CLINE: Well, I hope we don't lose you to philately any time soon. Cornerstone played a showcase at this year's SXSW conference. What was that like? Did you have a good time?

STUART: We had a great time, and we met a lot of wonderful people who had absolutely nothing to do with SXSW. I got to see Junior Brown and drink a lot of blue margaritas so it was worth spending $600 and travelling 3000 miles. What's the word? Oh yes exposure.

CLINE: You once said "the bottom line is we need more and better videos by bluegrass bands." Has Cornerstone made a video?

STUART: Did I say that? God that's boring. No, no, there's no bottom line in bluegrass. Money is usually the bottom line, but we don't even have that. I guess the bottom line in bluegrass is not losing your capo. If I can get through the week without doing that then I consider myself successful. We have no plans to make a video although I did leave my HandyCam running in the back of the van one time.
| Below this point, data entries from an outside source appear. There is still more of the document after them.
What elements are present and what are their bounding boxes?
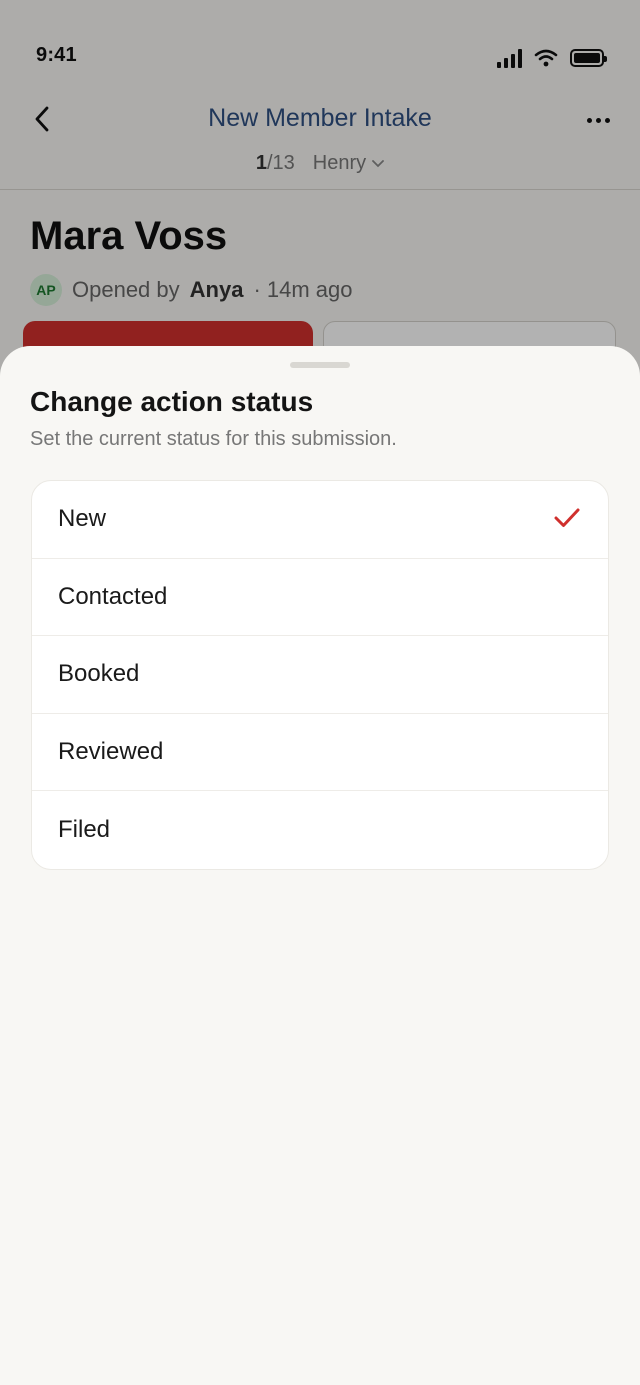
status-option-new[interactable]: New: [32, 481, 608, 559]
sheet-subtitle: Set the current status for this submissi…: [30, 428, 397, 450]
status-option-filed[interactable]: Filed: [32, 791, 608, 869]
option-label: Filed: [58, 815, 111, 843]
sheet-grabber[interactable]: [290, 362, 350, 368]
status-option-contacted[interactable]: Contacted: [32, 559, 608, 636]
sheet-title: Change action status: [30, 386, 314, 417]
option-label: Reviewed: [58, 737, 164, 765]
status-bottom-sheet: Change action status Set the current sta…: [0, 346, 640, 1385]
option-label: New: [58, 505, 107, 533]
option-label: Contacted: [58, 582, 168, 610]
option-label: Booked: [58, 660, 140, 688]
checkmark-icon: [554, 508, 580, 527]
status-option-booked[interactable]: Booked: [32, 636, 608, 714]
status-option-reviewed[interactable]: Reviewed: [32, 714, 608, 791]
status-options-list: New Contacted Booked Reviewed Filed: [31, 480, 609, 870]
CLINE: Your song "Twenty Naked Pentecostals In A Pontiac" is something of a legend on BGRASS-L, partly because the inspiration for it came from the List itself, in a posting by one of members who heard the news story over the radio on the way to work. People agreed it'd make a great song, and you took up the challenge. Will you, in your own words, tell us the story of the Twenty Naked Pentecostals?
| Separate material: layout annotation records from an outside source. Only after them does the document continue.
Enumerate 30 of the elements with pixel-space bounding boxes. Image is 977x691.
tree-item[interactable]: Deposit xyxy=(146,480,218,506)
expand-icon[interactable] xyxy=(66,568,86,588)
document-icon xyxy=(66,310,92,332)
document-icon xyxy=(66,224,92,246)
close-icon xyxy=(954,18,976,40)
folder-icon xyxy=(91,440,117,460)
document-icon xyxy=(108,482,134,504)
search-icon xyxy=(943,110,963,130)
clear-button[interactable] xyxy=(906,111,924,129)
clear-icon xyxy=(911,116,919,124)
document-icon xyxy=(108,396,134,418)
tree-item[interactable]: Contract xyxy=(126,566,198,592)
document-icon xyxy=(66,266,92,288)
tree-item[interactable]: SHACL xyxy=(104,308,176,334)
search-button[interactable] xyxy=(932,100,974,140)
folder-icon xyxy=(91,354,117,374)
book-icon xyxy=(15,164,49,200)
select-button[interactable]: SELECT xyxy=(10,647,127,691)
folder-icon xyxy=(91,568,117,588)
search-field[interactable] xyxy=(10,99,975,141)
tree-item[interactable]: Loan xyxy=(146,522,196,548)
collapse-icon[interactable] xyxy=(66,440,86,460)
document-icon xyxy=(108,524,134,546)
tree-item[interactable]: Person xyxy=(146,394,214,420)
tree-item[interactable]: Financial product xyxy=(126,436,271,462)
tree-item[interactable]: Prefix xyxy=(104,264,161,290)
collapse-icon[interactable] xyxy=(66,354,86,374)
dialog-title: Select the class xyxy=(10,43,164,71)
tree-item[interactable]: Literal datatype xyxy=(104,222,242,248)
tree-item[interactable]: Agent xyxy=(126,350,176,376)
STUART "Twenty naked Pentecostals in a Pontiac" pretty much sums it up. There was an AP newswire about a year ago. This is a true story. They started out in four cars going from somewhere in Texas to somewhere in Florida and around Vinton, Louisiana, due to breakdowns they all ended up in the same vehicle, and then someone got the brilliant idea that the devil was in their clothes, and before they knew it they were all naked. The arresting officer said they all got out of the car chanting religious slogans. You can look it up. Some things write themselves. The other night after our show I did have someone come up and say she enjoyed it but that she was a Pentecostal. I think she was just looking for an excuse to get naked, but I am more careful about where we play it. It's not a spiteful or dirty song -- it just basically tells the story.
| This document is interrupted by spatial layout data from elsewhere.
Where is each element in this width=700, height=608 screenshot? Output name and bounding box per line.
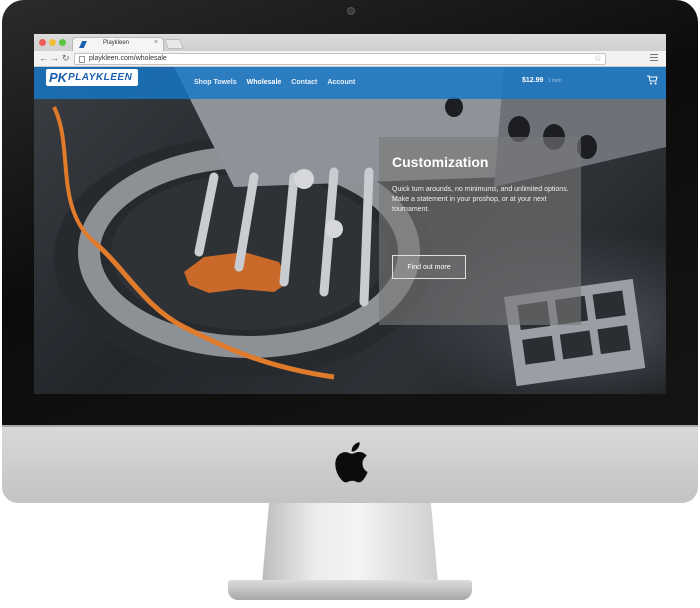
promo-description: Quick turn arounds, no minimums, and unl… <box>392 186 569 213</box>
tab-close-icon[interactable]: × <box>154 39 158 46</box>
favicon-icon <box>79 41 87 48</box>
website: PK PLAYKLEEN Shop Towels Wholesale Conta… <box>34 67 666 394</box>
promo-title: Customization <box>392 154 489 170</box>
window-controls <box>39 39 66 46</box>
nav-wholesale[interactable]: Wholesale <box>247 79 282 86</box>
arrow-right-icon[interactable]: → <box>50 53 59 64</box>
nav-shop-towels[interactable]: Shop Towels <box>194 79 237 86</box>
logo-mark: PK <box>49 70 68 85</box>
imac-stand-foot <box>228 580 472 600</box>
new-tab-button[interactable] <box>164 39 184 49</box>
camera-icon <box>347 7 355 15</box>
chin-divider <box>2 425 698 427</box>
tab-title: Playkleen <box>103 40 130 46</box>
imac-stand-neck <box>262 503 438 583</box>
nav-account[interactable]: Account <box>327 79 355 86</box>
browser-toolbar: ← → ↻ playkleen.com/wholesale ☆ <box>34 51 666 67</box>
customization-promo: Customization Quick turn arounds, no min… <box>379 137 581 325</box>
cart-total[interactable]: $12.99 <box>522 77 543 84</box>
star-icon[interactable]: ☆ <box>594 53 602 64</box>
browser-tab-bar: Playkleen × <box>34 34 666 51</box>
cart-item-count[interactable]: 1 item <box>548 78 562 84</box>
arrow-left-icon[interactable]: ← <box>39 53 48 64</box>
nav-contact[interactable]: Contact <box>291 79 317 86</box>
imac-frame: Playkleen × ← → ↻ playkleen.com/wholesal… <box>0 0 700 608</box>
screen: Playkleen × ← → ↻ playkleen.com/wholesal… <box>34 34 666 394</box>
find-out-more-button[interactable]: Find out more <box>392 255 466 279</box>
maximize-window-button[interactable] <box>59 39 66 46</box>
hamburger-menu-icon[interactable] <box>650 54 658 63</box>
main-nav: Shop Towels Wholesale Contact Account <box>194 79 355 86</box>
playkleen-logo[interactable]: PK PLAYKLEEN <box>46 69 138 86</box>
minimize-window-button[interactable] <box>49 39 56 46</box>
site-header: PK PLAYKLEEN Shop Towels Wholesale Conta… <box>34 67 666 99</box>
url-text: playkleen.com/wholesale <box>89 55 167 62</box>
page-icon <box>79 56 85 63</box>
close-window-button[interactable] <box>39 39 46 46</box>
reload-icon[interactable]: ↻ <box>62 53 70 64</box>
browser-tab[interactable]: Playkleen × <box>72 37 164 51</box>
address-bar[interactable]: playkleen.com/wholesale ☆ <box>74 53 606 65</box>
apple-logo-icon <box>335 442 368 483</box>
logo-text: PLAYKLEEN <box>68 72 133 83</box>
shopping-cart-icon[interactable] <box>647 75 658 85</box>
CLINE: Do you plan to record it?

STUART: No. I'm hoping someone in Nashville with incredibly bad taste will record it.

CLINE: What are you and the band up to now? Plans for the future?

STUART: Learning how to play in tune and in time is pretty much the limit of our aspirations. We'll be playing at a lot of festivals in the northeast this summer, so come by and give us the Cornerstone password which is "Buck Owens Rules!"